See matrix above. The means and variances are very similar for samples produced in parts (a) and (b)–around 0 and 1, respectively–because they are defined identically in the mvrnorm() and rnorm() functions. The correlations are different because \( \Sigma \) defines the covariance between the variables in multivariate normal distributions–in this case, it is 0.25 between the two variables. The correlation between the two variables in the univariate samples are near 0–as expected–because they are generated independent of each other and no covariance can be defined.

d: Create a 3D density plot of the bivariate normal distribution from part (a). Explain what information the figure conveys.

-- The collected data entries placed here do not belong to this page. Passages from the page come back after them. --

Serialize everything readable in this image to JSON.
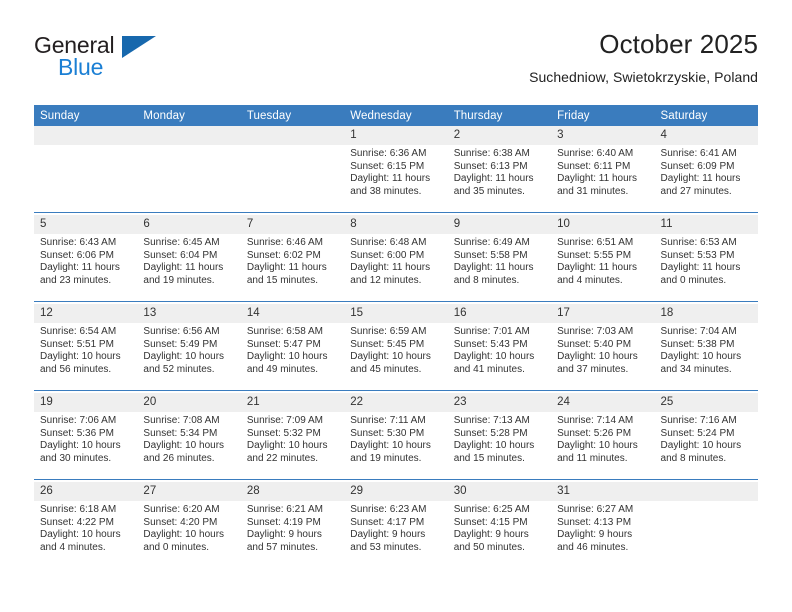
{
  "brand": {
    "name_line1": "General",
    "name_line2": "Blue",
    "triangle_color": "#1768ad",
    "blue_color": "#1b7fd4"
  },
  "header": {
    "title": "October 2025",
    "location": "Suchedniow, Swietokrzyskie, Poland"
  },
  "theme": {
    "header_bg": "#3a7cbe",
    "daynum_bg": "#efefef",
    "separator": "#3a7cbe"
  },
  "weekday_headers": [
    "Sunday",
    "Monday",
    "Tuesday",
    "Wednesday",
    "Thursday",
    "Friday",
    "Saturday"
  ],
  "weeks": [
    [
      {
        "day": "",
        "blank": true,
        "sunrise": "",
        "sunset": "",
        "daylight1": "",
        "daylight2": ""
      },
      {
        "day": "",
        "blank": true,
        "sunrise": "",
        "sunset": "",
        "daylight1": "",
        "daylight2": ""
      },
      {
        "day": "",
        "blank": true,
        "sunrise": "",
        "sunset": "",
        "daylight1": "",
        "daylight2": ""
      },
      {
        "day": "1",
        "blank": false,
        "sunrise": "Sunrise: 6:36 AM",
        "sunset": "Sunset: 6:15 PM",
        "daylight1": "Daylight: 11 hours",
        "daylight2": "and 38 minutes."
      },
      {
        "day": "2",
        "blank": false,
        "sunrise": "Sunrise: 6:38 AM",
        "sunset": "Sunset: 6:13 PM",
        "daylight1": "Daylight: 11 hours",
        "daylight2": "and 35 minutes."
      },
      {
        "day": "3",
        "blank": false,
        "sunrise": "Sunrise: 6:40 AM",
        "sunset": "Sunset: 6:11 PM",
        "daylight1": "Daylight: 11 hours",
        "daylight2": "and 31 minutes."
      },
      {
        "day": "4",
        "blank": false,
        "sunrise": "Sunrise: 6:41 AM",
        "sunset": "Sunset: 6:09 PM",
        "daylight1": "Daylight: 11 hours",
        "daylight2": "and 27 minutes."
      }
    ],
    [
      {
        "day": "5",
        "blank": false,
        "sunrise": "Sunrise: 6:43 AM",
        "sunset": "Sunset: 6:06 PM",
        "daylight1": "Daylight: 11 hours",
        "daylight2": "and 23 minutes."
      },
      {
        "day": "6",
        "blank": false,
        "sunrise": "Sunrise: 6:45 AM",
        "sunset": "Sunset: 6:04 PM",
        "daylight1": "Daylight: 11 hours",
        "daylight2": "and 19 minutes."
      },
      {
        "day": "7",
        "blank": false,
        "sunrise": "Sunrise: 6:46 AM",
        "sunset": "Sunset: 6:02 PM",
        "daylight1": "Daylight: 11 hours",
        "daylight2": "and 15 minutes."
      },
      {
        "day": "8",
        "blank": false,
        "sunrise": "Sunrise: 6:48 AM",
        "sunset": "Sunset: 6:00 PM",
        "daylight1": "Daylight: 11 hours",
        "daylight2": "and 12 minutes."
      },
      {
        "day": "9",
        "blank": false,
        "sunrise": "Sunrise: 6:49 AM",
        "sunset": "Sunset: 5:58 PM",
        "daylight1": "Daylight: 11 hours",
        "daylight2": "and 8 minutes."
      },
      {
        "day": "10",
        "blank": false,
        "sunrise": "Sunrise: 6:51 AM",
        "sunset": "Sunset: 5:55 PM",
        "daylight1": "Daylight: 11 hours",
        "daylight2": "and 4 minutes."
      },
      {
        "day": "11",
        "blank": false,
        "sunrise": "Sunrise: 6:53 AM",
        "sunset": "Sunset: 5:53 PM",
        "daylight1": "Daylight: 11 hours",
        "daylight2": "and 0 minutes."
      }
    ],
    [
      {
        "day": "12",
        "blank": false,
        "sunrise": "Sunrise: 6:54 AM",
        "sunset": "Sunset: 5:51 PM",
        "daylight1": "Daylight: 10 hours",
        "daylight2": "and 56 minutes."
      },
      {
        "day": "13",
        "blank": false,
        "sunrise": "Sunrise: 6:56 AM",
        "sunset": "Sunset: 5:49 PM",
        "daylight1": "Daylight: 10 hours",
        "daylight2": "and 52 minutes."
      },
      {
        "day": "14",
        "blank": false,
        "sunrise": "Sunrise: 6:58 AM",
        "sunset": "Sunset: 5:47 PM",
        "daylight1": "Daylight: 10 hours",
        "daylight2": "and 49 minutes."
      },
      {
        "day": "15",
        "blank": false,
        "sunrise": "Sunrise: 6:59 AM",
        "sunset": "Sunset: 5:45 PM",
        "daylight1": "Daylight: 10 hours",
        "daylight2": "and 45 minutes."
      },
      {
        "day": "16",
        "blank": false,
        "sunrise": "Sunrise: 7:01 AM",
        "sunset": "Sunset: 5:43 PM",
        "daylight1": "Daylight: 10 hours",
        "daylight2": "and 41 minutes."
      },
      {
        "day": "17",
        "blank": false,
        "sunrise": "Sunrise: 7:03 AM",
        "sunset": "Sunset: 5:40 PM",
        "daylight1": "Daylight: 10 hours",
        "daylight2": "and 37 minutes."
      },
      {
        "day": "18",
        "blank": false,
        "sunrise": "Sunrise: 7:04 AM",
        "sunset": "Sunset: 5:38 PM",
        "daylight1": "Daylight: 10 hours",
        "daylight2": "and 34 minutes."
      }
    ],
    [
      {
        "day": "19",
        "blank": false,
        "sunrise": "Sunrise: 7:06 AM",
        "sunset": "Sunset: 5:36 PM",
        "daylight1": "Daylight: 10 hours",
        "daylight2": "and 30 minutes."
      },
      {
        "day": "20",
        "blank": false,
        "sunrise": "Sunrise: 7:08 AM",
        "sunset": "Sunset: 5:34 PM",
        "daylight1": "Daylight: 10 hours",
        "daylight2": "and 26 minutes."
      },
      {
        "day": "21",
        "blank": false,
        "sunrise": "Sunrise: 7:09 AM",
        "sunset": "Sunset: 5:32 PM",
        "daylight1": "Daylight: 10 hours",
        "daylight2": "and 22 minutes."
      },
      {
        "day": "22",
        "blank": false,
        "sunrise": "Sunrise: 7:11 AM",
        "sunset": "Sunset: 5:30 PM",
        "daylight1": "Daylight: 10 hours",
        "daylight2": "and 19 minutes."
      },
      {
        "day": "23",
        "blank": false,
        "sunrise": "Sunrise: 7:13 AM",
        "sunset": "Sunset: 5:28 PM",
        "daylight1": "Daylight: 10 hours",
        "daylight2": "and 15 minutes."
      },
      {
        "day": "24",
        "blank": false,
        "sunrise": "Sunrise: 7:14 AM",
        "sunset": "Sunset: 5:26 PM",
        "daylight1": "Daylight: 10 hours",
        "daylight2": "and 11 minutes."
      },
      {
        "day": "25",
        "blank": false,
        "sunrise": "Sunrise: 7:16 AM",
        "sunset": "Sunset: 5:24 PM",
        "daylight1": "Daylight: 10 hours",
        "daylight2": "and 8 minutes."
      }
    ],
    [
      {
        "day": "26",
        "blank": false,
        "sunrise": "Sunrise: 6:18 AM",
        "sunset": "Sunset: 4:22 PM",
        "daylight1": "Daylight: 10 hours",
        "daylight2": "and 4 minutes."
      },
      {
        "day": "27",
        "blank": false,
        "sunrise": "Sunrise: 6:20 AM",
        "sunset": "Sunset: 4:20 PM",
        "daylight1": "Daylight: 10 hours",
        "daylight2": "and 0 minutes."
      },
      {
        "day": "28",
        "blank": false,
        "sunrise": "Sunrise: 6:21 AM",
        "sunset": "Sunset: 4:19 PM",
        "daylight1": "Daylight: 9 hours",
        "daylight2": "and 57 minutes."
      },
      {
        "day": "29",
        "blank": false,
        "sunrise": "Sunrise: 6:23 AM",
        "sunset": "Sunset: 4:17 PM",
        "daylight1": "Daylight: 9 hours",
        "daylight2": "and 53 minutes."
      },
      {
        "day": "30",
        "blank": false,
        "sunrise": "Sunrise: 6:25 AM",
        "sunset": "Sunset: 4:15 PM",
        "daylight1": "Daylight: 9 hours",
        "daylight2": "and 50 minutes."
      },
      {
        "day": "31",
        "blank": false,
        "sunrise": "Sunrise: 6:27 AM",
        "sunset": "Sunset: 4:13 PM",
        "daylight1": "Daylight: 9 hours",
        "daylight2": "and 46 minutes."
      },
      {
        "day": "",
        "blank": true,
        "sunrise": "",
        "sunset": "",
        "daylight1": "",
        "daylight2": ""
      }
    ]
  ]
}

bivn.kde <- kde2d(bivn[, 1], bivn[, 2], n = 100)  # Two-dimensional kernal density estimation 
persp(bivn.kde, phi = 30, theta = 30, xlab = "Dimension 1", ylab = "Dimension 2", 
    zlab = "Density", cex.lab = 1.5)

plot of chunk unnamed-chunk-5

The density plot shows that there is some covariance (0.25) between the two variables, though it is not high. For example, if we pick a high value along dimension 1 and look down the plane along dimension 2, it is slightly more dense for higher values of dimension 2, though there is still a good amount of uncertainty (since there is density for lower values of dimension 2 as well).